There was widespread opposition to this Court packing plan and in the end Roosevelt abandoned it. But in what became known as "the switch in time that saved nine," Justice Owen Josephus Roberts and Chief Justice Charles Evans Hughes switched sides and, among other cases, in National Labor Relations Board v. Jones & Laughlin Steel Corporation, citing the Commerce Clause, upheld the National Labor Relations Act, which gave the National Labor Relations Board extensive power over labor relations throughout the United States.

This now "New Deal Court" drastically changed the focus of the Court's inquiry in determining whether legislation fell within the scope of the Commerce Clause, and in some sense returned to the concept articulated earlier. Central to this theory was the belief that the democratic process was sufficient to restrain legislative power. Thus one of the central issues was whether the judiciary or the elected representatives of the people should decide what commerce is.

In response to that, the Court began to defer to the Congress on the theory that determining whether legislation impacted commerce appropriately was a legislative, not a judicial function. The debate over Commerce Clause jurisprudence includes philosophic differences over whether Congressional abuse of the Commerce Clause is best redressed at the ballot box or in the federal courts.

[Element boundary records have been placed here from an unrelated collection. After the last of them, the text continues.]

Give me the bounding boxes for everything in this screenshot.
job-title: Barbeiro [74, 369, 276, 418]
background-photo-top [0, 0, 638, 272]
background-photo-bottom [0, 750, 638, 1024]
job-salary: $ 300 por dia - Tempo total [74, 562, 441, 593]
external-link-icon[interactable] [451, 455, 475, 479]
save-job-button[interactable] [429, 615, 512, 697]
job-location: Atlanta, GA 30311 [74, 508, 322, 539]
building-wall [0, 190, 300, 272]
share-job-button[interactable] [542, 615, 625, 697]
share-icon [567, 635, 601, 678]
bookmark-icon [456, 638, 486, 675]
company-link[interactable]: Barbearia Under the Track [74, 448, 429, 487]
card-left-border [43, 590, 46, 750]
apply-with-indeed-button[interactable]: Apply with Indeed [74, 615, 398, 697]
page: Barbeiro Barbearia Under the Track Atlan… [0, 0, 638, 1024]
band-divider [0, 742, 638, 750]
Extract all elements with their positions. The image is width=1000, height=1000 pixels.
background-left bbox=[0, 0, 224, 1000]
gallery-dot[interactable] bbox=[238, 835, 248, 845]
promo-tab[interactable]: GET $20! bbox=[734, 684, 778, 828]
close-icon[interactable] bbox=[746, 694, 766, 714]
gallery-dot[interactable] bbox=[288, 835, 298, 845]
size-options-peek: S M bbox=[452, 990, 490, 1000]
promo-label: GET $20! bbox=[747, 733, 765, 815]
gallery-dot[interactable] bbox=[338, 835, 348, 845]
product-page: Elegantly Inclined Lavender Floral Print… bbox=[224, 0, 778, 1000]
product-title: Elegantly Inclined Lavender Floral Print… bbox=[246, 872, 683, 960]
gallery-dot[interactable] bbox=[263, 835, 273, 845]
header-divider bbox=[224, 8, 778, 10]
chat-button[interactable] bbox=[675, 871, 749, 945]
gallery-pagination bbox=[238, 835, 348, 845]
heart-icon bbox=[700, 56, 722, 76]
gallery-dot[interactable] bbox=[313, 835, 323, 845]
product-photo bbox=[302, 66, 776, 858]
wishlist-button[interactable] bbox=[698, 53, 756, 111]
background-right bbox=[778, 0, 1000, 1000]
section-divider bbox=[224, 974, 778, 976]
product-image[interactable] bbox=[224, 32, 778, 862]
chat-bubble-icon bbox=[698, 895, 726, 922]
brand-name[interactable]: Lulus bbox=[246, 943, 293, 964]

When examining whether some activity was considered "Commerce" under the Constitution, the Court would aggregate the total effect the activity would have on actual economic commerce. By this logic, activities within even a single state could fall within the scope of the Commerce Clause, if those activities would have any perceivable effect on interstate commerce.

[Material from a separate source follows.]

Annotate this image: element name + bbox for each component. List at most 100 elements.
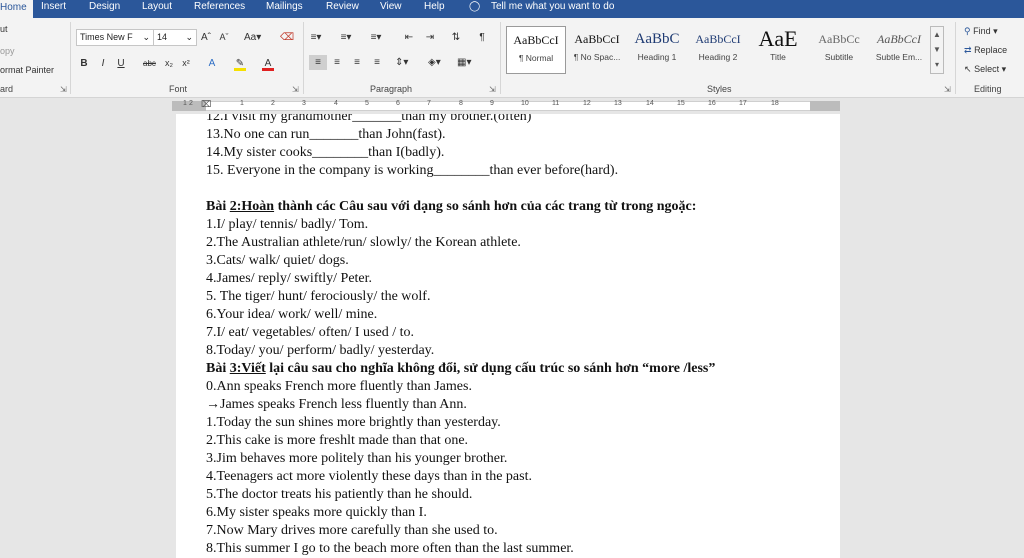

In 1941 the Court upheld the Fair Labor Standards Act which regulated the production of goods shipped across state lines. In 1942, in Wickard v. Filburn, the Court upheld the Agricultural Adjustment Act of 1938, which sought to stabilize wide fluctuations in the market price for wheat by stabilizing supply through quotas. The Court's decision rejected former decisions that seemed to focus on "Whether the subject of the regulation in question was production, consumption, or marketing."

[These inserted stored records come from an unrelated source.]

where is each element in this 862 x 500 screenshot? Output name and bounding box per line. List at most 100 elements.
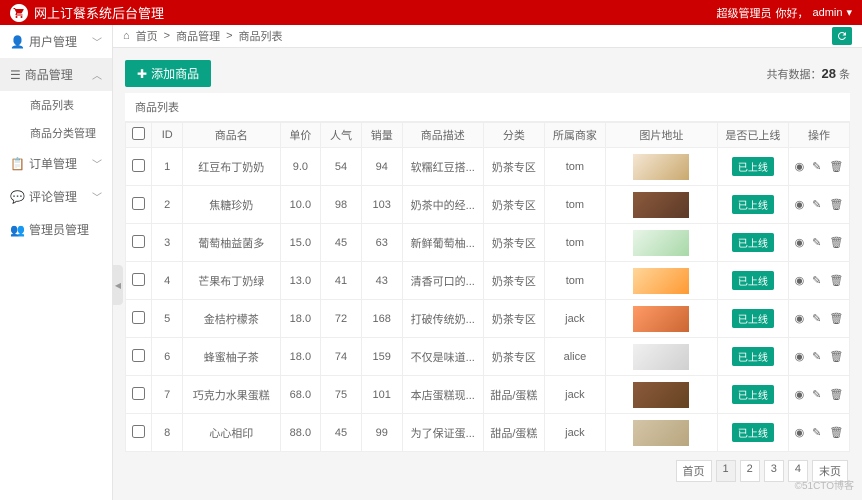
data-panel: 商品列表 ID 商品名 单价 人气 销量 商品描述 分类 所属商家 图片地址 是: [125, 93, 850, 452]
cell-name: 芒果布丁奶绿: [182, 262, 280, 300]
product-image: [633, 268, 689, 294]
cell-desc: 软糯红豆搭...: [402, 148, 483, 186]
sidebar-item-comments[interactable]: 💬评论管理 ﹀: [0, 180, 112, 213]
page-3[interactable]: 3: [764, 460, 784, 482]
cell-status: 已上线: [717, 376, 788, 414]
row-checkbox[interactable]: [132, 349, 145, 362]
breadcrumb-home[interactable]: 首页: [136, 28, 158, 44]
edit-icon[interactable]: ✎: [812, 198, 821, 211]
cell-name: 焦糖珍奶: [182, 186, 280, 224]
cell-merchant: tom: [544, 186, 605, 224]
total-suffix: 条: [836, 69, 850, 81]
cell-id: 2: [152, 186, 183, 224]
delete-icon[interactable]: 🗑: [829, 426, 843, 439]
cell-price: 15.0: [280, 224, 321, 262]
page-2[interactable]: 2: [740, 460, 760, 482]
view-icon[interactable]: ◉: [795, 312, 805, 325]
cell-pop: 45: [321, 224, 362, 262]
view-icon[interactable]: ◉: [795, 236, 805, 249]
cell-cat: 奶茶专区: [483, 262, 544, 300]
delete-icon[interactable]: 🗑: [829, 388, 843, 401]
th-name: 商品名: [182, 123, 280, 148]
cell-cat: 甜品/蛋糕: [483, 414, 544, 452]
row-checkbox[interactable]: [132, 387, 145, 400]
product-image: [633, 420, 689, 446]
cell-status: 已上线: [717, 148, 788, 186]
plus-icon: ✚: [137, 67, 147, 81]
sidebar-item-orders[interactable]: 📋订单管理 ﹀: [0, 147, 112, 180]
view-icon[interactable]: ◉: [795, 388, 805, 401]
main-content: ⌂ 首页 > 商品管理 > 商品列表 ✚ 添加商品 共有数据：28 条 商品列表: [113, 25, 862, 494]
row-checkbox[interactable]: [132, 311, 145, 324]
cell-actions: ◉ ✎ 🗑: [788, 376, 849, 414]
sidebar-item-label: 订单管理: [29, 155, 77, 172]
delete-icon[interactable]: 🗑: [829, 350, 843, 363]
edit-icon[interactable]: ✎: [812, 160, 821, 173]
cell-sales: 63: [361, 224, 402, 262]
view-icon[interactable]: ◉: [795, 274, 805, 287]
cell-actions: ◉ ✎ 🗑: [788, 148, 849, 186]
delete-icon[interactable]: 🗑: [829, 236, 843, 249]
cell-img: [605, 148, 717, 186]
view-icon[interactable]: ◉: [795, 350, 805, 363]
breadcrumb: ⌂ 首页 > 商品管理 > 商品列表: [123, 28, 283, 44]
row-checkbox[interactable]: [132, 159, 145, 172]
cell-merchant: jack: [544, 300, 605, 338]
row-checkbox[interactable]: [132, 425, 145, 438]
product-image: [633, 192, 689, 218]
cell-pop: 54: [321, 148, 362, 186]
refresh-button[interactable]: [832, 27, 852, 45]
cell-desc: 奶茶中的经...: [402, 186, 483, 224]
view-icon[interactable]: ◉: [795, 198, 805, 211]
row-checkbox[interactable]: [132, 197, 145, 210]
header-left: 网上订餐系统后台管理: [10, 3, 164, 22]
cell-id: 8: [152, 414, 183, 452]
cell-id: 5: [152, 300, 183, 338]
delete-icon[interactable]: 🗑: [829, 198, 843, 211]
edit-icon[interactable]: ✎: [812, 426, 821, 439]
sidebar-item-admin[interactable]: 👥管理员管理: [0, 213, 112, 246]
edit-icon[interactable]: ✎: [812, 236, 821, 249]
select-all-checkbox[interactable]: [132, 127, 145, 140]
submenu-item-category[interactable]: 商品分类管理: [20, 119, 112, 147]
cell-price: 88.0: [280, 414, 321, 452]
delete-icon[interactable]: 🗑: [829, 274, 843, 287]
cell-img: [605, 376, 717, 414]
th-merchant: 所属商家: [544, 123, 605, 148]
page-first[interactable]: 首页: [676, 460, 712, 482]
delete-icon[interactable]: 🗑: [829, 160, 843, 173]
edit-icon[interactable]: ✎: [812, 274, 821, 287]
sidebar-item-label: 商品管理: [25, 66, 73, 83]
sidebar-item-products[interactable]: ☰商品管理 ︿: [0, 58, 112, 91]
sidebar-item-label: 用户管理: [29, 33, 77, 50]
product-image: [633, 154, 689, 180]
username[interactable]: admin: [813, 7, 843, 19]
chevron-down-icon[interactable]: ▾: [846, 6, 852, 19]
cell-actions: ◉ ✎ 🗑: [788, 186, 849, 224]
row-checkbox[interactable]: [132, 235, 145, 248]
submenu-item-product-list[interactable]: 商品列表: [20, 91, 112, 119]
row-checkbox[interactable]: [132, 273, 145, 286]
edit-icon[interactable]: ✎: [812, 312, 821, 325]
watermark: ©51CTO博客: [795, 477, 854, 492]
breadcrumb-mid[interactable]: 商品管理: [176, 28, 220, 44]
edit-icon[interactable]: ✎: [812, 350, 821, 363]
delete-icon[interactable]: 🗑: [829, 312, 843, 325]
sidebar: 👤用户管理 ﹀ ☰商品管理 ︿ 商品列表 商品分类管理 📋订单管理 ﹀ 💬评论管…: [0, 25, 113, 500]
th-status: 是否已上线: [717, 123, 788, 148]
edit-icon[interactable]: ✎: [812, 388, 821, 401]
view-icon[interactable]: ◉: [795, 426, 805, 439]
header-right: 超级管理员 你好， admin ▾: [717, 5, 853, 21]
status-badge: 已上线: [732, 157, 774, 176]
view-icon[interactable]: ◉: [795, 160, 805, 173]
sidebar-item-users[interactable]: 👤用户管理 ﹀: [0, 25, 112, 58]
chevron-down-icon: ﹀: [92, 156, 102, 171]
sidebar-collapse-button[interactable]: ◀: [113, 265, 123, 305]
cell-merchant: jack: [544, 376, 605, 414]
app-title: 网上订餐系统后台管理: [34, 3, 164, 22]
cell-cat: 甜品/蛋糕: [483, 376, 544, 414]
page-1[interactable]: 1: [716, 460, 736, 482]
add-product-button[interactable]: ✚ 添加商品: [125, 60, 211, 87]
cell-sales: 159: [361, 338, 402, 376]
cell-id: 3: [152, 224, 183, 262]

For example, Congress could apply national quotas to wheat grown on one's own land, for one's own consumption, because the total of such local production and consumption was sufficiently large as to impact the overall goal of stabilizing prices nationally.

During the 1990s, with the Supreme Court stocked with Republicans, including Chief Justice William Rehnquist, many described the Court's Commerce Clause opinions as the "New Federalism." The outer limits of that doctrine were delineated by Gonzales v. Raich in which Justices Antonin Scalia and Anthony Kennedy (still very much on the Court) departed from their previous positions to uphold a federal law regarding marijuana of all things. The Court found the federal law valid, although the marijuana in question had been grown and consumed within a single state, and had never entered Interstate Commerce. The court held Congress may regulate a non-economic good, which is intrastate, if it does so as part of a wide spectrum of legislation designed to regulate interstate commerce.

One can only wonder out loud why Scalia and Kennedy, who held that marijuana grown in a single state should still be regulated by the Commerce Clause, why they would then not find the Affordable Care Act to be equally constitutional since medical care represents 16 percent of America's GDP and is by almost any definition interstate commerce.

To me, this can only be because Scalia, at least, is engaged in a wide-ranging effort to drastically limit what is constrained by the Commerce Clause. In other words, return the Court to its pre-New Deal days and get back to the work of repealing the New Deal and its legacy--unemployment insurance, Social Security, and ultimately Medicare and Medicaid.